Und es kommen ständig neue Formen dazu: Mit We Deliver von Volkswagen können Autofahrer die mobile Zustellung ins Fahrzeug wählen. Der autorisierte Paketbote oder Dienstleister kann über eine App mit entsprechendem Code den Kofferraum öffnen und wieder schließen. Die Deutsche Post bietet Mehrparteienhäusern geräumige Paketkästen, um die Zustellproblematik bei Abwesenheit des Adressaten zu umgehen. Das bayerische Start-up Paketsafe vermarktet einen Paketsack, der neben der Haustür angebracht ist. Das eingebaute Edelstahlnetz und das selbstsichernde Schloss sollen den Inhalt vor Gelegenheitsdieben schützen. Und Hermes will Nachbarn mit 30 Cent pro Paketannahme entlohnen und damit als offizielle Alternativadressen gewinnen.

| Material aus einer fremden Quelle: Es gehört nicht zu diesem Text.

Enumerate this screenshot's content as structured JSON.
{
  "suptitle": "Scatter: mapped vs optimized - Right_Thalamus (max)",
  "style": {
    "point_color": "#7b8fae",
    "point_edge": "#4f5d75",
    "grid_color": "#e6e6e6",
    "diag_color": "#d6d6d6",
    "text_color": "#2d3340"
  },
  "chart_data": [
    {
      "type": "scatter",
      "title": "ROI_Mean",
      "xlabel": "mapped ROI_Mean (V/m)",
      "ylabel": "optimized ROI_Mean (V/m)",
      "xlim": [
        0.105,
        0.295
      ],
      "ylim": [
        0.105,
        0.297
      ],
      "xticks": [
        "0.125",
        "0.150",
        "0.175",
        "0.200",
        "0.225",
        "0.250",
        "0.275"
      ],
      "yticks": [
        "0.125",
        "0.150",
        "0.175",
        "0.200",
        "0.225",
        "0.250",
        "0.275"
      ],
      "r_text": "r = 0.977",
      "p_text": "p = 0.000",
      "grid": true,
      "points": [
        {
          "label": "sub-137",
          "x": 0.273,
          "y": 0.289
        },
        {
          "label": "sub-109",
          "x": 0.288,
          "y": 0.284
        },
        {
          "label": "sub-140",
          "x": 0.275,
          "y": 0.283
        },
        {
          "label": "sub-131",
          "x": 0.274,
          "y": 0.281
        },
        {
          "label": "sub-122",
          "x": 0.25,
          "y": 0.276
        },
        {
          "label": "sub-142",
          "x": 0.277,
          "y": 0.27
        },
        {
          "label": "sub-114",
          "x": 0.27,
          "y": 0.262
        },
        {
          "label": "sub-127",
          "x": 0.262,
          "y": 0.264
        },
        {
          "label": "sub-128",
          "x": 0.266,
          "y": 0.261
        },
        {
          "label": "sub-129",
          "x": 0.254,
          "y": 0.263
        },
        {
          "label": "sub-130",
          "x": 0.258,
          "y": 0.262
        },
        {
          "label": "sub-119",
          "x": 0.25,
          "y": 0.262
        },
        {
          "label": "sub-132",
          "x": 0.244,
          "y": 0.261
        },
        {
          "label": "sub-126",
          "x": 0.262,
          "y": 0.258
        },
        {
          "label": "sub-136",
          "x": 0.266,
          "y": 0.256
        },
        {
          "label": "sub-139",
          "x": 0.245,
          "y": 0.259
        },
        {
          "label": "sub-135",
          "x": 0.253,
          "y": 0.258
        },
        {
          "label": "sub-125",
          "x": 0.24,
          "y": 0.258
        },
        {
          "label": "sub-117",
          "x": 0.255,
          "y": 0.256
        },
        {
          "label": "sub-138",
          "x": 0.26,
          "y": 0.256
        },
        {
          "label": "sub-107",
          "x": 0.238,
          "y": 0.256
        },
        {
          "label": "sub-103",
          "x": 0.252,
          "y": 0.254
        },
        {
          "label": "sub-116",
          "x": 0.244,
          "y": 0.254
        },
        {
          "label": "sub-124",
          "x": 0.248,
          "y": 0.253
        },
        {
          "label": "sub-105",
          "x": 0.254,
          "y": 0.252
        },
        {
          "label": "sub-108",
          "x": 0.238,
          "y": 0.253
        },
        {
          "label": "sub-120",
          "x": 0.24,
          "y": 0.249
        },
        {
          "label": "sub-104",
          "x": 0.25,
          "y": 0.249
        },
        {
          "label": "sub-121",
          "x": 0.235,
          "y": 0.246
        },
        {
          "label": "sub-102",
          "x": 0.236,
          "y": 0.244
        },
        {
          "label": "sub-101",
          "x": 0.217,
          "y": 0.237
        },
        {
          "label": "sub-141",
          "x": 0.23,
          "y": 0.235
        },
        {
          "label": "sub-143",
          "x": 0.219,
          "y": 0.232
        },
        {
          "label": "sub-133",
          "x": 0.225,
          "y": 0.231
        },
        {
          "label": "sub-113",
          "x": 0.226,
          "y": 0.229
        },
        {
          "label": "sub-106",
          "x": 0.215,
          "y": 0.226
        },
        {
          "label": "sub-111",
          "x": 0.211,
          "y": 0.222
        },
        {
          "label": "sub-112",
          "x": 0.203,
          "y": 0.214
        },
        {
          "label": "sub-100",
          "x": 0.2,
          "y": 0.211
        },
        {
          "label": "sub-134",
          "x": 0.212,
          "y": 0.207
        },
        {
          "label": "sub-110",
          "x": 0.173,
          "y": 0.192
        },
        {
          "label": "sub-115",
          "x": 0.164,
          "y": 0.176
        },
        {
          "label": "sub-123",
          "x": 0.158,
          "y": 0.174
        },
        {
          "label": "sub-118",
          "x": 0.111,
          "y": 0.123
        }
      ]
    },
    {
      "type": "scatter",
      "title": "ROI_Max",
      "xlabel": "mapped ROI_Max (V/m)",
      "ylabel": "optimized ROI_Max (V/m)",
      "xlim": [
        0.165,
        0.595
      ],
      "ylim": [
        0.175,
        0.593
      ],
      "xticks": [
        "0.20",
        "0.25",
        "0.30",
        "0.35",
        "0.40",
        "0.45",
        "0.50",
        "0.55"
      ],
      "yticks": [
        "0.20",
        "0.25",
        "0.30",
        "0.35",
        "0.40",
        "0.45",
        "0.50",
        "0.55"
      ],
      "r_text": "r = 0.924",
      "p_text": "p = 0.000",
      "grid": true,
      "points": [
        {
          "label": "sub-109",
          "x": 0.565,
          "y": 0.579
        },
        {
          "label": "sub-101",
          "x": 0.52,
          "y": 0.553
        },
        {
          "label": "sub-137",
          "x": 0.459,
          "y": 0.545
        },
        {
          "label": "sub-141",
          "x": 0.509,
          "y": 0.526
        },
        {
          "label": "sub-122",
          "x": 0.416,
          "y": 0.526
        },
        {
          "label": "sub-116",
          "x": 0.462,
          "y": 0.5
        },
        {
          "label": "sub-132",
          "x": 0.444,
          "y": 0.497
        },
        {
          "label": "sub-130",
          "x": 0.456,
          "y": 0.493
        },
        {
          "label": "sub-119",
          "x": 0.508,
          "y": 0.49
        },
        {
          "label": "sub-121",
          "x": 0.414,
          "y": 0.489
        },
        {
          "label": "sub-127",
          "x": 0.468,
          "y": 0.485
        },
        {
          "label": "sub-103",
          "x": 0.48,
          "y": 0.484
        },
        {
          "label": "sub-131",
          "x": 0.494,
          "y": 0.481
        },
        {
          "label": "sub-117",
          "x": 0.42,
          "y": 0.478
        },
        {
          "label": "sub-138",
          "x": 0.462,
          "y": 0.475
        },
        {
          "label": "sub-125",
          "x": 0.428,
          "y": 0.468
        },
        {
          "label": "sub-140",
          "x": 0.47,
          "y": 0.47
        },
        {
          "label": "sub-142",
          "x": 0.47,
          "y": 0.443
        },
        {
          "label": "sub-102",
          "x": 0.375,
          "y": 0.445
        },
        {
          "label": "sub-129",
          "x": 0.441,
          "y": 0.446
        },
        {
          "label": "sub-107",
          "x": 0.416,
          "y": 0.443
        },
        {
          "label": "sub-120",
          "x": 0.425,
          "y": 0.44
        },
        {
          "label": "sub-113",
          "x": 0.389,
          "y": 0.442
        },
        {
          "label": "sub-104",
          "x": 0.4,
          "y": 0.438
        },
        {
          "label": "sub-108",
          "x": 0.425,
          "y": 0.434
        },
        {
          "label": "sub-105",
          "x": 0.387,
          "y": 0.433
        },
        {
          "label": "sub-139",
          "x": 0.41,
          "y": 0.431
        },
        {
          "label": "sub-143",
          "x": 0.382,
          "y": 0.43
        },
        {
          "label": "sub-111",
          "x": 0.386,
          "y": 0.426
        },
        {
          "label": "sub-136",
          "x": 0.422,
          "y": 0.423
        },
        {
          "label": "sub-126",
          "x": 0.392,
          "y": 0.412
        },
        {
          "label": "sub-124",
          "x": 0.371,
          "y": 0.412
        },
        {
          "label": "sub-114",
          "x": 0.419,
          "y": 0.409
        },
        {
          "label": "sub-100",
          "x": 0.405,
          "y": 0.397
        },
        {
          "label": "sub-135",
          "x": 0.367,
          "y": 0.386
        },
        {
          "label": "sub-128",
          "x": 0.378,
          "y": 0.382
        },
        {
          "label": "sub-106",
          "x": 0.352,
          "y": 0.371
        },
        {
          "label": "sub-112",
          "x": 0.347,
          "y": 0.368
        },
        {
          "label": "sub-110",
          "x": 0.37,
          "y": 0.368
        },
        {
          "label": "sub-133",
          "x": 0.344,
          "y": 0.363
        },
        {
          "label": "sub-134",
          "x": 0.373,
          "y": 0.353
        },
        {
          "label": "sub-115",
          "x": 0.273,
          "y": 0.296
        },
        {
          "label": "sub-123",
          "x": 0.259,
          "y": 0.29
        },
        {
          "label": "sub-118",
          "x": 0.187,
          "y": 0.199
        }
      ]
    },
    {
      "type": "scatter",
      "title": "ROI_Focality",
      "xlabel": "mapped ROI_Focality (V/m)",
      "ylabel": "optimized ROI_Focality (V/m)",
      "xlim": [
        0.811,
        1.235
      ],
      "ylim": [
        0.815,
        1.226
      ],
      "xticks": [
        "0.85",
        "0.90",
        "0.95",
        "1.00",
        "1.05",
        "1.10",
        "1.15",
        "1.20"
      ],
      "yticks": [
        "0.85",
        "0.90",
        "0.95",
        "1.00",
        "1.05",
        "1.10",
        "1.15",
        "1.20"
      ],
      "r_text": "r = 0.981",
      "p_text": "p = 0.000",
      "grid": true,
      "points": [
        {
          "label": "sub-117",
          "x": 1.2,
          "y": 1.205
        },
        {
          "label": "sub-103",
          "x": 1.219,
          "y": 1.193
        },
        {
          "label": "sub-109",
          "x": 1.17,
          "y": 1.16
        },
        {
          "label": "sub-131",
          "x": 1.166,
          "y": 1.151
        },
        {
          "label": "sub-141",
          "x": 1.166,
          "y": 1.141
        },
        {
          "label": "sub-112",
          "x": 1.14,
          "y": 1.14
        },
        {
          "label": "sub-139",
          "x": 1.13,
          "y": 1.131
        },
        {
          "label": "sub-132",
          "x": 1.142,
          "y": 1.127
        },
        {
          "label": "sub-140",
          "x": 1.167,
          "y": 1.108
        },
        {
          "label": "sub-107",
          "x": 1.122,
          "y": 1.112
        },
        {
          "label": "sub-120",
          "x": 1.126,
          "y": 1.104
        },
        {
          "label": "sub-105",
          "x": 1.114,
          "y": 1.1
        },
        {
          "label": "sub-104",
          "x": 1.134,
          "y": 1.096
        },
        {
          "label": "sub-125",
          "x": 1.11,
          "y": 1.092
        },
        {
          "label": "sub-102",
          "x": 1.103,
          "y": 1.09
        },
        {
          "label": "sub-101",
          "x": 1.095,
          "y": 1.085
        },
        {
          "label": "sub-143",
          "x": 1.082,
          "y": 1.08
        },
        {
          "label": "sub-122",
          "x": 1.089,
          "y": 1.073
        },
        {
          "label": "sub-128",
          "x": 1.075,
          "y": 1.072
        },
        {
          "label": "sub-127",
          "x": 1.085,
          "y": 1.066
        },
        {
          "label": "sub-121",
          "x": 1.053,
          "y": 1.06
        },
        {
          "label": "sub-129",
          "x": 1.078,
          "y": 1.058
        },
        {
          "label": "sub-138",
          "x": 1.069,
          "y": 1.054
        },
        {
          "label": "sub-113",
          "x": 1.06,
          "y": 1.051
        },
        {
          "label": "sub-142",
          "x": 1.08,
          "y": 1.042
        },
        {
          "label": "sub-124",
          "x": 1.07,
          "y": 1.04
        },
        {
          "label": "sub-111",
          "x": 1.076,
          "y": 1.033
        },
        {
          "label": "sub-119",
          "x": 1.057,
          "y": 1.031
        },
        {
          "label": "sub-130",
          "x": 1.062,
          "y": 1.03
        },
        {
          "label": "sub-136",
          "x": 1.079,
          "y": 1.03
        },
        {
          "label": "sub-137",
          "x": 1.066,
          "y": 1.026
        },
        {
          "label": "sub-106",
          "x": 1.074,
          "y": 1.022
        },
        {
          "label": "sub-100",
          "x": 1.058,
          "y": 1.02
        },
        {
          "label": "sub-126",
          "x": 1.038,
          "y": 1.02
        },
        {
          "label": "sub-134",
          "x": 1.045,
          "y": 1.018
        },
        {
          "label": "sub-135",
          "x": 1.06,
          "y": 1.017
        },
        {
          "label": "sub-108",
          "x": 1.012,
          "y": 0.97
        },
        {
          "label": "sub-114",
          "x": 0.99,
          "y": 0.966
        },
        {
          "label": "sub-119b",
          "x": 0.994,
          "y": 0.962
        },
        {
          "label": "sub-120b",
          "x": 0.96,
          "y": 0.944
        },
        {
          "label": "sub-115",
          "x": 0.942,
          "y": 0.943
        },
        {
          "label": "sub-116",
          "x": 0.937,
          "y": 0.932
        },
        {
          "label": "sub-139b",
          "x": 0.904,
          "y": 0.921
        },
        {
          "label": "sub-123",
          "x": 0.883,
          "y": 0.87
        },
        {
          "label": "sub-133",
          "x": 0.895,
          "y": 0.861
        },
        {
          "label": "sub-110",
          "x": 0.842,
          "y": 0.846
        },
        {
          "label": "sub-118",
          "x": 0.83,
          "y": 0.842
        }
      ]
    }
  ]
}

Alternativen für den innerstädtischen Raum

Gefragt sind aber nicht nur innovative Lösungen für die Haustür. Stadtplaner, Verkehrsforscher, Fahrzeughersteller und Kurierdienste müssen gemeinsam Alternativen für den innerstädtischen Warentransport entwickeln. Darunter zählen beispielsweise City Hubs. Diese Konzepte basieren auf dem Prinzip von Warenhäusern, die in unmittelbarer Nähe der Empfänger sind. Zum Beispiel können Flächen in Parkhäusern oder Haltestellen des Nahverkehrs als Standorte für solche Mikrodepots dienen, die ausschließlich nachts angefahren werden. Boten verteilten dann am Tage von dort aus die Pakete zu Fuß, per Sackkarre oder mit Lastenfahrrädern.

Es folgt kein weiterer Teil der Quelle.